Head of FX Strategy, Saxo Bank Group
Summary: May’s last dash to salvage her Brexit deal is the focus for sterling this week, while the USD is on the defensive ahead of Wednesday’s FOMC meeting, where the focus is on policy guidance linked to QT and the dot plot.
Given how far expectations have shifted and the degree to which asset markets have rejoiced over the Fed’s dovish turn, the bar is somewhat high for a dovish surprise. The most obvious dovish signal, an aggressive signal on the QT schedule aside, would be the expectation of no further rate increases for the balance of 2019. The flipside of a high bar for a dovish surprise is that it would be very easy, if unlikely, for the Fed to insist on two-way guidance, i.e. reserving the ability to hike rates if the outlook from here strengthens again, especially now that the immediate threat of financial market instability tail risks wagging the economic dog have so thoroughly faded.
Shorting EURNOK is still a theme, though we prefer looking for selling upticks with half a position ahead of Thursday’s Norges Bank meeting.
USD looks increasingly tradeable for further tactical weakening, perhaps via EURUSD and AUDUSD, but there are obvious large risks around the FOMC meeting on Wednesday.
The FOMC meeting aside, this week will also prove potentially pivotal for Brexit, as PM May guns for a final vote on her deal either tomorrow or Wednesday, with no vote to be held if it is clear that the ballot will face a defeat. The latest focus is not just on the Eurosceptic Tories, who may fear that they never achieve Brexit at all if this deal doesn’t pass, but also on the critical DUP votes, as legal opinions swirl on the UK’s options on the backstop issue.
If PM May can deliver Brexit over the next couple of days, it should provide sterling with an immediate and large boost as this clears away the majority of near-term uncertainty, even if the Labour opposition may try to move to call for a referendum on the deal. The alternative of May’s deal not passing will likely lead to a long day and protracted further uncertainty that doesn’t provide a clear signal for sterling. Certainly, May’s days are numbered if she fails to deliver this week.
EURUSD has thoroughly reversed the downside break attempt, but needs to rally beyond this Wednesday’s FOMC hurdle to deserve additional focus from bulls. Note the descending trendline; it would be helpful for upside potential to see a boost in the Eurozone flash PMI numbers this Friday.
USD – certainly on its back foot ahead of the FOMC, where Powell and company will need to deliver on dovish expectations for the weakness to develop into something with a hint of directional momentum, which has been sorely lacking for USD traders for months.
EUR – expectations are very negative, so a bit easy to surprise on the positive side if data this week, particularly if Friday’s flash March Eurozone PMIs show a bounce in economic activity.
JPY – the backdrop is mixed for the yen here – strong bond markets are supportive, but very strong risk appetite elsewhere and a strong pickup in EM currencies late last week have the yen mostly on the defensive from a carry trade angle.
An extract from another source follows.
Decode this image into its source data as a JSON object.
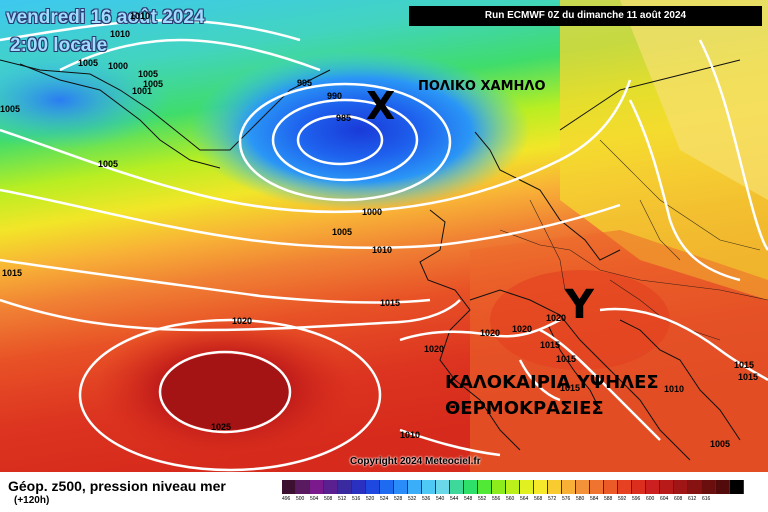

GBP – again, the only clear breakthrough scenario this week would be May’s deal passing, which could provide sterling with strong support due to both the surprise itself and the sudden clarity it provides for the UK.
CHF – not expecting anything from the Swiss National Bank this week, but the side of least resistance for CHF may be lower here if risk appetite remains on an even keel... and perhaps especially on a Brexit breakthrough?
AUD – AUDUSD poking at two-week highs ahead of the FOMC. Australia is being pulled in both directions at once, to the downside via a negative domestic housing bubble unwind story and to the upside via strong commodity prices and a raging bull market developing on mainland China while the CNY remains stable to stronger.
CAD – last-gasp support for USDCAD in the 1.3300 area and would expect the pair to show directional sympathy with other USD pairs. Canada CPI data up at the end of the week.
NZD – test for a slow-motion AUDNZD downtrend this week with NZ Q4 GDP up on Wednesday.
SEK – downside is the path of least resistance in EURSEK as long as the general risk sentiment backdrop is steady and especially if the Eurozone data deliver upside surprises. Next key area is down into 10.40-10.37.
NOK – Norges Bank is expected to hike rates this Thursday and EURNOK looks a sell on rallies if they deliver, which could open up the pair for a drop into the sub-9.50 area eventually.